Charles Law vs Boyle law

Charles’ law and Boyle’s law are two very important laws concerned with gases. These two laws can describe many properties of the ideal gases. These laws are widely used in fields such as chemistry, thermodynamics, aviation and even military applications. It is vital to have a solid understanding in these two laws in order to excel in such fields. In this article, we are going to discuss what Charles’ law and Boyle’s law are, their definitions, applications of Charles’ law and Boyle’s law, their similarities, and finally the differences between Charles’ law and Boyle’s law.

Boyle’s Law

Boyle’s law: The pressure exerted by a gas results from the impact of its molecules on the walls of the container. The collision rate, or the number of molecular collisions with the walls per second, is proportional to the number density of the gas.

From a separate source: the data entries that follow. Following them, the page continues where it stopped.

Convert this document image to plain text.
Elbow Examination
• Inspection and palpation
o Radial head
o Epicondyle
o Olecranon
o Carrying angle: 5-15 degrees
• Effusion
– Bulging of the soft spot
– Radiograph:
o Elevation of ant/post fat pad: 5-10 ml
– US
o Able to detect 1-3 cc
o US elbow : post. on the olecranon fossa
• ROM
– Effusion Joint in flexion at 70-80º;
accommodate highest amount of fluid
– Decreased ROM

Boyle’s law is a gas law. It is defined for an ideal gas. A proper understanding about ideal gas is necessary, to understand these ideal gas laws. Ideal gas is a gas for which the volume occupied by each molecule is zero; also the intermolecular attractions between the molecules are zero. Such ideal gases do not exist in real life conditions. The gases, which exist in real life, are known as real gasses. Real gases have molecular volumes and intermolecular forces. If the combined volume of all molecules of a real gas is negligible compared to the volume of the container, and the intermolecular forces are negligible compared to the velocities of the molecules, then the gas can be considered an ideal gas in that system. The Boyle’s law, which was proposed in 1662 by the chemist and physicist Robert Boyle, can be stated as follows. For a fixed amount of an ideal gas, kept at a fixed temperature, pressure and volume are inversely proportional.

A closed system is a system where no mass interchange between the surrounding and the system is possible, but energy exchange is possible. The Boyle’s law suggests that the product of the pressure and the volume of an ideal gas, in a constant temperature, to be constant. In other words, P V = K, where p is the pressure, V is the volume, and K is the constant. This means, if the pressure of such a system is doubled, the volume of that system becomes half of its original value.

Charles’ Law

Charles law is also a gas law, which is defined to an ideal gas in a closed system. This states that for a closed ideal gas system under constant pressure, the volume of the system is directly proportional to the temperature of the system. This law was first published by the French philosopher Joseph Louis Gay-Lussac, but he credited the discovery to Jacques Charles. This law suggests that for such a system, the ratio between the temperature and the volume must be a constant. In other words, V/T = K, where V is the volume of the gas and T is the temperature of the gas. It must be noted that mathematically, this proportionality will only work for Kelvin scale, which is an absolute temperature scale.

 What is the difference between Charles’ law and Boyle’s law?• Charles’ law is defined for a system with a constant pressure while Boyle’s law is defined for a system with constant temperature. • The two terms involved in Charles’ law are directly proportional to each other while the terms involved in Boyle’s law are inversely proportional.